American Evangelicals side with the State of Israel rather than Palestinian Christians

 A poignant statement from the Christian Post perfectly captures for American evangelicals the dilemma of Palestinian Christians: “When Americans sing carols about the ‘Little Town of Bethlehem’ this Christmas, they should keep in mind who lives there.” Reinforcing this point is found in another quote from Bethlehem’s mayor, Vera Baboun: “Bethlehem is the city that gave the message of peace to the whole world…But today, Bethlehem does not live the peace that it gave to the whole world.”

At issue in this story is the fact that many evangelical Christians are conservative, aligning with a view that puts Israel’s security above all other priorities. This support blinds them to the issues confronting Palestinian Christians. The Christian Post writes about American evangelicals, suggesting that in “missing the complexity of the Israeli-Palestinian conflict, they are missing an opportunity to live out the message of peace that Jesus, born in Bethlehem, gave to the world.”

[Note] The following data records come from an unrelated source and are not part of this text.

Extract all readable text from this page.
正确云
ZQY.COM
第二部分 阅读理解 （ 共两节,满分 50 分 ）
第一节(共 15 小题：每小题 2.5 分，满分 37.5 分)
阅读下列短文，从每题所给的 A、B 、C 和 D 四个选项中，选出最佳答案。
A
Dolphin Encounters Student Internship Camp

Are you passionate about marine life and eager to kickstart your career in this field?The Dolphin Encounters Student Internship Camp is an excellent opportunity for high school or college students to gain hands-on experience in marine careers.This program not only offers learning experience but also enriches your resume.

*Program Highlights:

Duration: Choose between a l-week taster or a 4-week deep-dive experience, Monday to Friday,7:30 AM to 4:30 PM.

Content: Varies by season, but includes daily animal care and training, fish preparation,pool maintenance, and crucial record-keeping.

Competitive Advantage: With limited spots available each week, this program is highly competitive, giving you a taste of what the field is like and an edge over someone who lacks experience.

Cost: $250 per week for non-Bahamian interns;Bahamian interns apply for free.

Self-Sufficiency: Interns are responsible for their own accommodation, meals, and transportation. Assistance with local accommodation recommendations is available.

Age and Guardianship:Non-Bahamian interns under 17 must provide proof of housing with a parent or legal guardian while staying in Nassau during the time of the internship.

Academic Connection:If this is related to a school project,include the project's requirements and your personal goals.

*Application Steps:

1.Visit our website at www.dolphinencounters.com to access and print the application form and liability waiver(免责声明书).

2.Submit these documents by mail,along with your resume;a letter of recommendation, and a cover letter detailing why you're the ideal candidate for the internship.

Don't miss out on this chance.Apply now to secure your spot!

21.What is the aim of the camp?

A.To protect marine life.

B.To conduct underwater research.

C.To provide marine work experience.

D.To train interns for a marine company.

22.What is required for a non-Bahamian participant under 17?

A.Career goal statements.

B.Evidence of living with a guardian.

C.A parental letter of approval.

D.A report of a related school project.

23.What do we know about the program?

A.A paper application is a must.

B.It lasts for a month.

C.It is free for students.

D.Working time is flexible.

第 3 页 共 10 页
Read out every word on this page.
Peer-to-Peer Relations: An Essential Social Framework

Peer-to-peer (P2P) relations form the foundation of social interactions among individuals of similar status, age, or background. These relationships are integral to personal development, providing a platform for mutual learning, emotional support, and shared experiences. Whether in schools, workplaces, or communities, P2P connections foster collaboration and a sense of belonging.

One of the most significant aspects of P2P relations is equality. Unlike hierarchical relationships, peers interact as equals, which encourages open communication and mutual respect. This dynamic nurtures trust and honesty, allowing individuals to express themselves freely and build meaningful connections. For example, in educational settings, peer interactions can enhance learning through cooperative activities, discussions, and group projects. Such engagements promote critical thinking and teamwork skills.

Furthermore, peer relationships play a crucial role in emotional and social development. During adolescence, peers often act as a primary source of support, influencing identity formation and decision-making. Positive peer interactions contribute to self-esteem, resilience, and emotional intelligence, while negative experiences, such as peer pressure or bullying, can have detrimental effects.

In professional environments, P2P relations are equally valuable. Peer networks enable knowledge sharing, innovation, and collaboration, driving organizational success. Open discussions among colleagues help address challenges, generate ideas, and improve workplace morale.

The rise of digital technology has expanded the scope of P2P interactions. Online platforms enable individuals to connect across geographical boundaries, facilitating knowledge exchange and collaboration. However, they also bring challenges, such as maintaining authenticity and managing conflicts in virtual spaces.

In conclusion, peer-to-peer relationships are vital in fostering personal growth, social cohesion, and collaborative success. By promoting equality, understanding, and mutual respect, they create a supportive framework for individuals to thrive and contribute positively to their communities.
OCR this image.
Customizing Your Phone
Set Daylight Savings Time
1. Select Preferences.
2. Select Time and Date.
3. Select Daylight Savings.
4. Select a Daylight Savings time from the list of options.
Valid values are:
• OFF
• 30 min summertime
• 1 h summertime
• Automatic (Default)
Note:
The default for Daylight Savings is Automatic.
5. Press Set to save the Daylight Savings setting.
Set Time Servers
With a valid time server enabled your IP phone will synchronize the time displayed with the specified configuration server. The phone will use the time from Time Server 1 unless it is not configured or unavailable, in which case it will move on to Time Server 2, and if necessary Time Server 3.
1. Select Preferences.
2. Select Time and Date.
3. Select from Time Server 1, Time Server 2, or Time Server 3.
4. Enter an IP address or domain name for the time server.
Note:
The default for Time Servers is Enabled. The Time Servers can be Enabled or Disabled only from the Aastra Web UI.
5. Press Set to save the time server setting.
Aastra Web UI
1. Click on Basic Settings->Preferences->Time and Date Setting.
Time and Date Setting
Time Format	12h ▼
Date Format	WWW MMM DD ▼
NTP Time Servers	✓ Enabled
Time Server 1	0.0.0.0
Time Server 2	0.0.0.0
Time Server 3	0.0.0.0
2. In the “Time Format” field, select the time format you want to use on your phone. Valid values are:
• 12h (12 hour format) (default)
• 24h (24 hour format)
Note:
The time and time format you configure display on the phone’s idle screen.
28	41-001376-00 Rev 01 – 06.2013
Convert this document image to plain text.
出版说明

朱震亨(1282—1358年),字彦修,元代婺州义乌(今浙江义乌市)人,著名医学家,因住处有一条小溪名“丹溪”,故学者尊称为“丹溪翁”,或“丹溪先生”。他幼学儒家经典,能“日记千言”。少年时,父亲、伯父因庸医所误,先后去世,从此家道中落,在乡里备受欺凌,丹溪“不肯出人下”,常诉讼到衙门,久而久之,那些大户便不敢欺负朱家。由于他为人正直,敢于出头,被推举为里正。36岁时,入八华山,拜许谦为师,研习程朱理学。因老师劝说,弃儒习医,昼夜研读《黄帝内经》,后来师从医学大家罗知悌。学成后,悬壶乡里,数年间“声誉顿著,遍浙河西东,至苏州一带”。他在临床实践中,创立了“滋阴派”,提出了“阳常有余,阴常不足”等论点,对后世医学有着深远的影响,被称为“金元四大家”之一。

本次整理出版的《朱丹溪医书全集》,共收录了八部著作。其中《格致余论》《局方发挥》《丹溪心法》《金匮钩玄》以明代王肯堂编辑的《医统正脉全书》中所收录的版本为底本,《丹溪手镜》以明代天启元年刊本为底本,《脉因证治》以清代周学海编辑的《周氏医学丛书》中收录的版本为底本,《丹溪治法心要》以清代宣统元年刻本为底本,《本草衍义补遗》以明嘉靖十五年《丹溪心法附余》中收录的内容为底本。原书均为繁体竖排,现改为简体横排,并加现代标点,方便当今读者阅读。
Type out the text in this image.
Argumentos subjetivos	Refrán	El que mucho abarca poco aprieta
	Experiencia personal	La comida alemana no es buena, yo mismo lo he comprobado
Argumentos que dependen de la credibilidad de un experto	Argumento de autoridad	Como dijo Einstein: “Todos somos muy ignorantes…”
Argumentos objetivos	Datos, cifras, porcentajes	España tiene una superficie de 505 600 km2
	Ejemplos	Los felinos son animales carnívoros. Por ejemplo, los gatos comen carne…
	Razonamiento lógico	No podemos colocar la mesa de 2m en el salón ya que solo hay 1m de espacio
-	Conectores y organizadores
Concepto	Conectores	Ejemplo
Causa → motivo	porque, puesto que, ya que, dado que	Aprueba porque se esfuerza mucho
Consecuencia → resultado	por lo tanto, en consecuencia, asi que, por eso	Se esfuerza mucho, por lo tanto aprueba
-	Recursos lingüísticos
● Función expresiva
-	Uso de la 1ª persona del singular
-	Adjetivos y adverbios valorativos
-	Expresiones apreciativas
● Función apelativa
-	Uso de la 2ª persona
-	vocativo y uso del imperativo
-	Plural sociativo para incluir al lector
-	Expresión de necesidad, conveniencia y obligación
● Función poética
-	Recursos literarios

Under the Trump administration, Palestinian Christians are going to fare no better than Palestinian Muslims. In this sense, U.S. policy is an equal opportunity for human rights abuses, since the Christians and Muslims on the West Bank suffer equally under American-Israeli policy. That American evangelicals should support this policy is both wrongheaded and undoubtedly un-Christian.

 

References:

“The Ethnic Cleansing of Palestinian Christians that nobody is talking about,” Ramzy Baroud, The Palestine Chronicle, 10/20/2019

“The Suppressed Plight of Palestinian Christians,” Raymond Ibrahim, Gatestone Institute, 06/17/2019 

“Evangelicals side with Israel–that’s hurting Palestinian Christians,” Bethany Allen-Ebrahimian, Christian Post, 12/23/2016

 

 

John Mason, who focuses on Arab culture, society, and history, is the author of LEFT-HANDED IN AN ISLAMIC WORLDAn Anthropologist’s Journey into the Middle East, New Academia Publishing, 2017. He has taught at the University of Libya, Benghazi and the American University in Cairo, served on the United Nations staff in Tripoli, Libya, and consulted extensively with USAID and the World Bank worldwide.